Science fiction holds limitless possibilities, especially animated science fiction. So why, too often, do science fiction filmmakers simply recycle stuff from older, better movies?
The animated eco-fable Battle for Terra features much that is lovely and thought-provoking, but it also features sleek, battling spaceships flying down a trough, in a sequence that echoes Star Wars. (Also from Star Wars: a lisping robot.) From 2001: A Space Odyssey we get a conspicuously noisy breathing apparatus and a computer that has to parse conflicting instructions. And from Aliens and a whole host of sci-fi actioners we get militaristic goons who blow things up and utter clichés like, "Lock and load, people, it's crunch time!"
Actually, though, the thing about these particular militaristic goons is that they satirize militaristic goons. Also, they're us. In the attractively designed Battle for Terra, the last remnant of humanity has fled Earth in a giant space ark (cf. Wall-E and all the other space ark stories). But the ark is falling apart, so the earthlings need to find a planet they can transform into something Earth-like (cf. Star Trek II and all the other terra-forming stories, and okay, I'll stop).
The planet they choose they call Terra, and it is where the film begins. It is inhabited by floating, benign, insect-like beings who live in symbiosis with nature. Their homes are apartments in what look like giant blades of grass. Their activities include making music and art, and learning.
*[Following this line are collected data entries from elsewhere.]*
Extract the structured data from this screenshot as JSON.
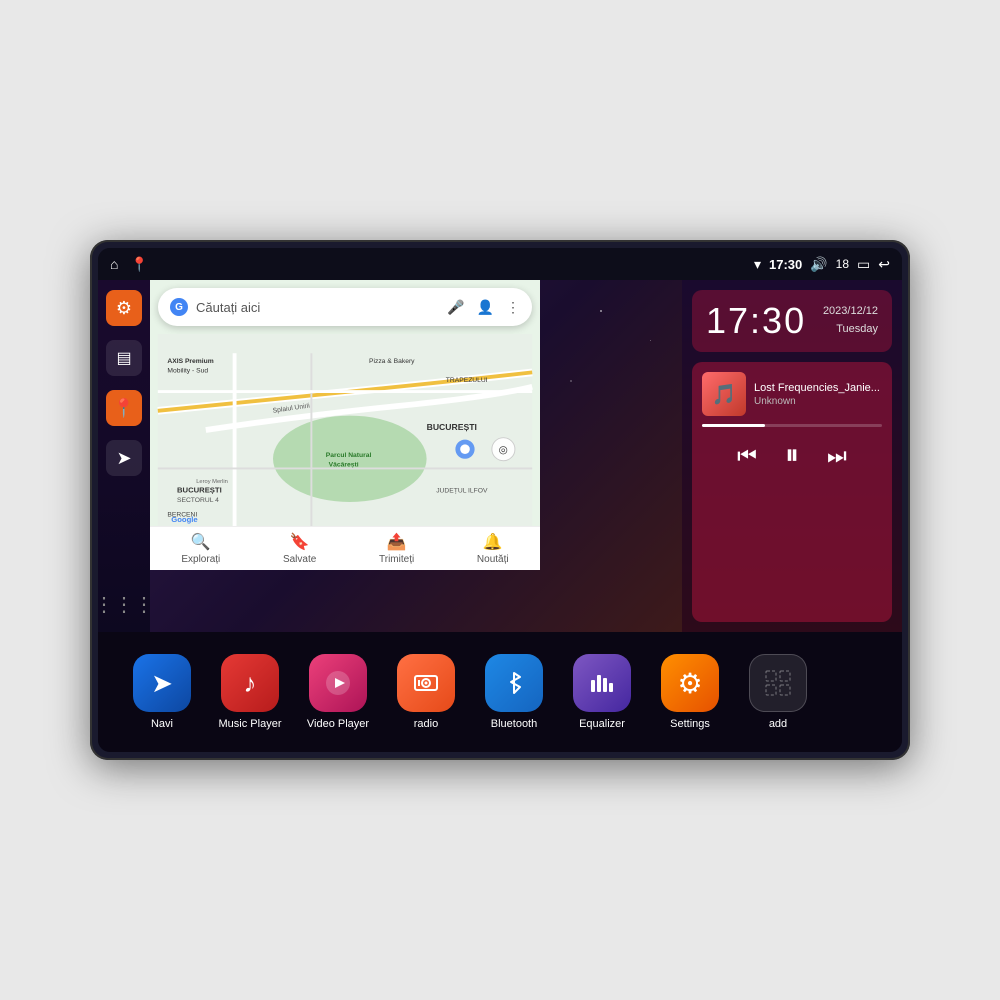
{
  "device": {
    "status_bar": {
      "left_icons": [
        "home",
        "maps"
      ],
      "time": "17:30",
      "right_icons": [
        "wifi",
        "volume",
        "battery",
        "back"
      ],
      "signal_strength": "18"
    }
  },
  "sidebar": {
    "items": [
      {
        "name": "settings",
        "label": "Settings",
        "color": "orange"
      },
      {
        "name": "files",
        "label": "Files",
        "color": "dark"
      },
      {
        "name": "maps",
        "label": "Maps",
        "color": "orange"
      },
      {
        "name": "navigation",
        "label": "Navigation",
        "color": "dark"
      },
      {
        "name": "grid",
        "label": "Grid",
        "color": "grid"
      }
    ]
  },
  "maps": {
    "search_placeholder": "Căutați aici",
    "bottom_tabs": [
      {
        "icon": "🔍",
        "label": "Explorați"
      },
      {
        "icon": "🔖",
        "label": "Salvate"
      },
      {
        "icon": "📤",
        "label": "Trimiteți"
      },
      {
        "icon": "🔔",
        "label": "Noutăți"
      }
    ],
    "poi": [
      "AXIS Premium Mobility - Sud",
      "Pizza & Bakery",
      "TRAPEZULUI",
      "Parcul Natural Văcărești",
      "BUCUREȘTI",
      "SECTORUL 4",
      "JUDEȚUL ILFOV",
      "BERCENI",
      "Leroy Merlin",
      "Google"
    ]
  },
  "clock": {
    "time": "17:30",
    "date": "2023/12/12",
    "day": "Tuesday"
  },
  "music": {
    "title": "Lost Frequencies_Janie...",
    "artist": "Unknown",
    "progress": 35
  },
  "apps": [
    {
      "id": "navi",
      "label": "Navi",
      "color": "blue",
      "icon": "➤"
    },
    {
      "id": "music-player",
      "label": "Music Player",
      "color": "red",
      "icon": "♪"
    },
    {
      "id": "video-player",
      "label": "Video Player",
      "color": "pink",
      "icon": "▶"
    },
    {
      "id": "radio",
      "label": "radio",
      "color": "orange-radio",
      "icon": "📻"
    },
    {
      "id": "bluetooth",
      "label": "Bluetooth",
      "color": "blue-bt",
      "icon": "⚡"
    },
    {
      "id": "equalizer",
      "label": "Equalizer",
      "color": "purple",
      "icon": "🎚"
    },
    {
      "id": "settings",
      "label": "Settings",
      "color": "orange-set",
      "icon": "⚙"
    },
    {
      "id": "add",
      "label": "add",
      "color": "gray-add",
      "icon": "+"
    }
  ]
}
Soon we meet Mala (Evan Rachel Wood), a plucky, technically resourceful girl with heartbreakingly limpid eyes. She likes to ditch class so she can zoom around in a flying machine.
This placid scene is disrupted when, in a frightening sequence, the earthlings arrive. They blot out the sun with their spaceship, and the military leaders among them mean to destroy the Terran civilization and replace it with their own. This story, with its themes of colonialism and casual killing, I take to be a fierce critique of the recent American adventures abroad. (The director and story writer Aristomenis Tsirbas is Canadian.) The Left Coast being what it is, I suspect that critique relates to why a host of prominent Hollywoodians have contributed their vocal talents, including James Garner, Danny Glover and Dennis Quaid.
What also should appeal to progressive types are the film's environmental themes. "We were apart from nature," one of the Terran elders muses in describing what life was like before his people managed to put together a utopia. The Terrans even have a spiritual mascot in graceful flying whales - which, it turns out, must indeed be saved.
Another prominent actor on hand is Luke Wilson, who voices an appealingly butch earthling pilot called Jim Stanton. With his buzz cut and jutting chin, Jim is a caricature of a hulking soldier. But he befriends wispy Mala and her robot (David Cross) after she saves his life with a complicated device she seems to fashion in minutes from bamboo (cf. Gilligan's Island).
Battle for Terra's marauding humans are mostly written to be unlikable, and so they are. But I'm just as uneasy about the soft-spoken leaders of Terra, who keep the peace in part by hiding evidence of their people's violent past. I don't know about you, but I get awfully nervous when politicians strive to keep their brutalities secret, even for allegedly good reasons. What else are they hiding? Let the Terran sun shine in.